Le cinéma moderne des années 40-50 est le produit non pas d’une révolution mais d’une
prise de conscience, qui se produit au moment de la deuxième guerre mondiale, soit à un
moment où des cinéastes ayant des projets d’auteur vont considérer qu’on ne peut plus
faire du cinéma comme avant. Ils vont donc élaborer une toute nouvelle conception du
cinéma. Mais n’oublions pas que cette nouvelle conception du cinéma ne va pas
s’imposer d’elle-même à toutes les pratiques cinématographiques. Il faut avoir
conscience que le cinéma moderne ne désigne pas une période qui viendrait après le
cinéma classique, il désigne une autre manière de faire du cinéma en parallèle avec le
cinéma classique. Le cinéma classique ne s’est jamais interrompu, et il est plus vivant
que jamais aujourd’hui (90% de la production actuelle relève d’une conception classque
du cinéma), au point que quand on explore les filmographies de certains auteurs, on
pourra considérer que tel auteur fait dans tel film du cinéma classique, et dans tel autre
du cinéma moderne.

Le cinéma moderne émerge d’abord en Italie, pendant et juste après la guerre. Il va


émerger en France, à la fin des années 50, avec des cinéastes comme Bresson, Tati et les
cinéastes de la nouvelle vague. Il va disparaitre en Italie dans les années 50 pour revenir
dans le cinéma italien des années 60. Il apparait tardivement en Allemagne dans les
années 70-80. Il apparaitra également chez certains cinéastes japonais dans les années
60-70, et enfin, chez certains cinéastes américains. Il y a un cinéma moderne américain,
qui n’est pas hollywoodien, qui sera le fruit d’abord de cinéastes non indépendants, puis
de cinéastes qui sortent de l’école et qui vont ensuite investir dans Hollywood. Ce sera
tout une génération de cinastes, dont le plus connu (encore aujourd’hui) est Martin
Scorsese, mais qui fait une fois un film classique, une fois un film moderne.

Le cinéma moderne émerge donc suite à la deuxième guerre. Un célèbre critique


français, Serge Daney, a écrit un texte intéressant à ce sujet. Il considère que la rupture
moderne dans le cinéma américain est une réaction au traumatisme vécu dans les camps
de concentration. Il prend comme point de départ sa propre réaction à un film d’Alain
Resnais et Chris Marker, en 1955 : Nuit et Brouillard.
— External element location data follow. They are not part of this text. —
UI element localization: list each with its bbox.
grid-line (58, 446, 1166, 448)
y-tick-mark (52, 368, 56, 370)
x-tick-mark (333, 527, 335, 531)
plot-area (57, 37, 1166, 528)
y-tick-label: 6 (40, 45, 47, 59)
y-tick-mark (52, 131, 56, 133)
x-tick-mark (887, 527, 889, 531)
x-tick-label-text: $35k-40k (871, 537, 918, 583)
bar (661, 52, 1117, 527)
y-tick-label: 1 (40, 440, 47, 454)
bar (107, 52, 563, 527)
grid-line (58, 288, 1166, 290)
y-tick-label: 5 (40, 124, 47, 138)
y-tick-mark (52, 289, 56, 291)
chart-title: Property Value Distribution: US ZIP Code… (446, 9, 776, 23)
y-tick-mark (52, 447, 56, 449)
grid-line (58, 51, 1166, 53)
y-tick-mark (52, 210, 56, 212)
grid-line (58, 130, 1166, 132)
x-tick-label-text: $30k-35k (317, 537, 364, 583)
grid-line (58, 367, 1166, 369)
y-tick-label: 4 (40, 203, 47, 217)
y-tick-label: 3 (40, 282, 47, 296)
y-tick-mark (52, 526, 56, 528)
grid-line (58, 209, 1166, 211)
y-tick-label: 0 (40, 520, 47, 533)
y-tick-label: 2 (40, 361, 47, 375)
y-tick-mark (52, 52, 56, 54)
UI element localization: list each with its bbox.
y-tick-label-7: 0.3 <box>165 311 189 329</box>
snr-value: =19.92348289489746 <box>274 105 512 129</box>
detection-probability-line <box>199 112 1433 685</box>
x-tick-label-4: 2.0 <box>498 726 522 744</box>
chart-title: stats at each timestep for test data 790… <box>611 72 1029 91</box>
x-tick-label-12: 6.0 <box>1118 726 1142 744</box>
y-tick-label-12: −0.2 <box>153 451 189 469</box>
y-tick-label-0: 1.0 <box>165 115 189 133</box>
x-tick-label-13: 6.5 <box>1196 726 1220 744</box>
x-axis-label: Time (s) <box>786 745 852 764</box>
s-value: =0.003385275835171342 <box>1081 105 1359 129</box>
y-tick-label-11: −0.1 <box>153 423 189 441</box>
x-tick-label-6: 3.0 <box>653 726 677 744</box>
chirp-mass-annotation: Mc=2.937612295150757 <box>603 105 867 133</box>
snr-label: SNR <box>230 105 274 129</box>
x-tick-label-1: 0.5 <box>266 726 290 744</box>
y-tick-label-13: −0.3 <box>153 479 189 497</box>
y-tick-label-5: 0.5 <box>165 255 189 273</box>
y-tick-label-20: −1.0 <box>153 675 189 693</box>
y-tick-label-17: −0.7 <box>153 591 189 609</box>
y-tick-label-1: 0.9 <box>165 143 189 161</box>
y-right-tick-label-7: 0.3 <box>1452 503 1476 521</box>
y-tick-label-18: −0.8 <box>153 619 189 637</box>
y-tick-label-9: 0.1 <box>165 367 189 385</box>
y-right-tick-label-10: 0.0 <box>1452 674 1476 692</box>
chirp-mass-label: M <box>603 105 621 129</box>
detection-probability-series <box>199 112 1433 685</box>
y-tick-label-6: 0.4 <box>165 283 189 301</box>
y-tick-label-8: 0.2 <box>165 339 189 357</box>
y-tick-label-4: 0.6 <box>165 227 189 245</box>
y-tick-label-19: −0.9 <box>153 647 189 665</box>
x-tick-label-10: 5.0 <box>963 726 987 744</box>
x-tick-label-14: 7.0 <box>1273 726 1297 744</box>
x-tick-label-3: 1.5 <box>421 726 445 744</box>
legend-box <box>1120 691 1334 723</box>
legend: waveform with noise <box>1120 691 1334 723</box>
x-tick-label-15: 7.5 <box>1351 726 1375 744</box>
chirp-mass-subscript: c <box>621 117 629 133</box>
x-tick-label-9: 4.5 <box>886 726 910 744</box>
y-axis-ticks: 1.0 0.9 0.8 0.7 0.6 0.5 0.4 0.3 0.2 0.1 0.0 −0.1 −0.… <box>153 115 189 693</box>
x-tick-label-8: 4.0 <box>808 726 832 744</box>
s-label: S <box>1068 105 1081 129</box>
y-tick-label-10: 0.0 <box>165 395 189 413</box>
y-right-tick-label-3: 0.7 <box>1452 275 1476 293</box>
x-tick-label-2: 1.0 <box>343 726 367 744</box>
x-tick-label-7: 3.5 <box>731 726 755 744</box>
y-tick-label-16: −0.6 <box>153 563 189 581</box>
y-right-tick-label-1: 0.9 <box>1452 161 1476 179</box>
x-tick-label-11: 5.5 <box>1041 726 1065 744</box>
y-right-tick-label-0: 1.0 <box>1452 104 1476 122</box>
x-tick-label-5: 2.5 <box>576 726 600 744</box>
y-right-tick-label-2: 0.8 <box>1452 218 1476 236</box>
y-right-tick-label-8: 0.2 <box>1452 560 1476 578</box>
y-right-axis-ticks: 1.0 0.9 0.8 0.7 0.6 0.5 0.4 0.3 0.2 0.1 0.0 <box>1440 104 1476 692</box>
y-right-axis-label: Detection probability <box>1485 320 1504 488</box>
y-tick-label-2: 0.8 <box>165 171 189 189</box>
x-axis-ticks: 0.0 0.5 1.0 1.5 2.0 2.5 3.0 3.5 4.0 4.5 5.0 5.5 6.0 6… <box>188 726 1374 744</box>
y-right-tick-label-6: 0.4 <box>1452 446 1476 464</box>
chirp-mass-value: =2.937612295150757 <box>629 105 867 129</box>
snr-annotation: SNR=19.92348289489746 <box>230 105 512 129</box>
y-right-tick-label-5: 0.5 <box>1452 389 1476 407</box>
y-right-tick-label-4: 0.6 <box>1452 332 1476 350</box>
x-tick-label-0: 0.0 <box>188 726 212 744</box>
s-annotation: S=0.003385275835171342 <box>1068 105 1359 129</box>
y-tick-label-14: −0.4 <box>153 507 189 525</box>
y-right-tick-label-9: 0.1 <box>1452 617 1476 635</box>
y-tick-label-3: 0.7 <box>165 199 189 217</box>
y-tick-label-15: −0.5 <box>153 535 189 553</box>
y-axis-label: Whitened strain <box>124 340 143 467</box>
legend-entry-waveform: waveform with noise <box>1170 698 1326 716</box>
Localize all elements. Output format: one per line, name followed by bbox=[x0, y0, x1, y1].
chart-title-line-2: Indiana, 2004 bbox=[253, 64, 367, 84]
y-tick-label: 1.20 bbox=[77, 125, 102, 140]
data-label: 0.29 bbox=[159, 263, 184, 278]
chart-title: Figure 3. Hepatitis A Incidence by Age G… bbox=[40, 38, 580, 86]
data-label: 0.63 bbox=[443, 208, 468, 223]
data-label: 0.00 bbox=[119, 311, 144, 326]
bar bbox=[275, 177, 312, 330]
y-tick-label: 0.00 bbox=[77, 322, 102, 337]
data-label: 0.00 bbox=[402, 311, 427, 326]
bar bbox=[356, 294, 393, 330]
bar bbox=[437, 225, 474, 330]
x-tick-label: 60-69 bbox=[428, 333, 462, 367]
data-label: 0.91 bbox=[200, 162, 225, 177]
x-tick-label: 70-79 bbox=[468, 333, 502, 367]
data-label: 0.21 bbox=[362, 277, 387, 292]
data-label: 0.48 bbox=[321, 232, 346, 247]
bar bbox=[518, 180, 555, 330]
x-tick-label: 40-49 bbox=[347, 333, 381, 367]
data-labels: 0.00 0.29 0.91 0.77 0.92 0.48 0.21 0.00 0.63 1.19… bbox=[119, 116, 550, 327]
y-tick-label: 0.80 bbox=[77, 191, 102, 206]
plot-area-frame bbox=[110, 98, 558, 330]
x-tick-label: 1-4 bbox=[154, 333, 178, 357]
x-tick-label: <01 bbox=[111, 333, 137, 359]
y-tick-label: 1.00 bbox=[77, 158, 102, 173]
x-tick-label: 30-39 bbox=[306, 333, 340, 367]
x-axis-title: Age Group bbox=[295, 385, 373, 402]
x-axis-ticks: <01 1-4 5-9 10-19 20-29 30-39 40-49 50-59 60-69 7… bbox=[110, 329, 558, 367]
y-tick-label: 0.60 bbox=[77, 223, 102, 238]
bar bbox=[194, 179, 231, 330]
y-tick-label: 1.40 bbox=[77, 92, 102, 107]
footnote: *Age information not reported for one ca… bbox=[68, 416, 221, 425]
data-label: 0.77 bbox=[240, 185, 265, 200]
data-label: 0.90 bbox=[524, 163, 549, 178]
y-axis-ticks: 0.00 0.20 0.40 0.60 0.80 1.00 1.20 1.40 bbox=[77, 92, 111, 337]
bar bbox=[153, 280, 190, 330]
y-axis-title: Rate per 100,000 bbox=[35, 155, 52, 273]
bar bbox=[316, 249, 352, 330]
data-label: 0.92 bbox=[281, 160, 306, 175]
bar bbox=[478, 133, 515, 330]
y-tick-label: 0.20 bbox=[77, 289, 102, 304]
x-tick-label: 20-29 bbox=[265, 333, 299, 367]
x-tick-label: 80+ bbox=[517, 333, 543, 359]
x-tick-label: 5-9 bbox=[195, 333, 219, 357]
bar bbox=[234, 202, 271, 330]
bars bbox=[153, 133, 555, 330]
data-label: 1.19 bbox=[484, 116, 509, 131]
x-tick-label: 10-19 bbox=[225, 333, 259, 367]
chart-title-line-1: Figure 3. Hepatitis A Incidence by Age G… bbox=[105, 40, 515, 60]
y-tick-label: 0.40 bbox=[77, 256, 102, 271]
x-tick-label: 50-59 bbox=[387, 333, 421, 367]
C’est un documentaire, donc ce
n’est pas un film représentatif du cinéma moderne, qui montre les camps tels qu’ils sont
devenus 10 ans après. Le film exploite d’anciennes photos et d’anciens films, tournés par
des cinéastes américains et anglais qui étaient soldats à l’ouverture des camps,
notamment Georges Stevens et Samuel Fuller, des cinéastes qui vont bouleverser le
cinéma.
Stevens et Fuller vont filmer l’ouverture des camps, ils vont montrer des choses qui
étaient absolument inimaginables : des corps squelettiques gisant partout, d’autres qui
n’étaient pas encore morts et qui survivaient tant bien que mal, des laboratoires où l’on
faisait des expériences sur les prisonniers, commanditées par les grandes industries
allemandes, mais surtout, ils font découvrir au grand public le programme
d’extermination des juifs, auquel personne ne croit, au début.
La réaction de certains cinéastes face à ce traumatisme, à commencer par Rosselini, sera
de dire qu’on ne peut plus faire du cinéma comme avant, pour raconter des belles
histoires à l’eau de rose. Le cinéma doit s’accorder à l’évolution du monde. Les cinéastes
prennent surtout conscience que cette réalité de la guerre, des camps, de la bombe
atomique …

147
a dépassé tout ce qu’ils avaient pu imaginer. Ce n’est pas de la fiction qui devient une
réalité, c’est une réalité qui dépasse tout ce qu’on aurait pu imaginer. Comment peut-on
encore croire, face à cela, en un monde imaginaire ? Samuel Fuller sera marqué à vie par
son expérience de la libération des camps. Il modifie complètement la logique de
scénario de la guerre, dans ses films, toute victoire est une défaite.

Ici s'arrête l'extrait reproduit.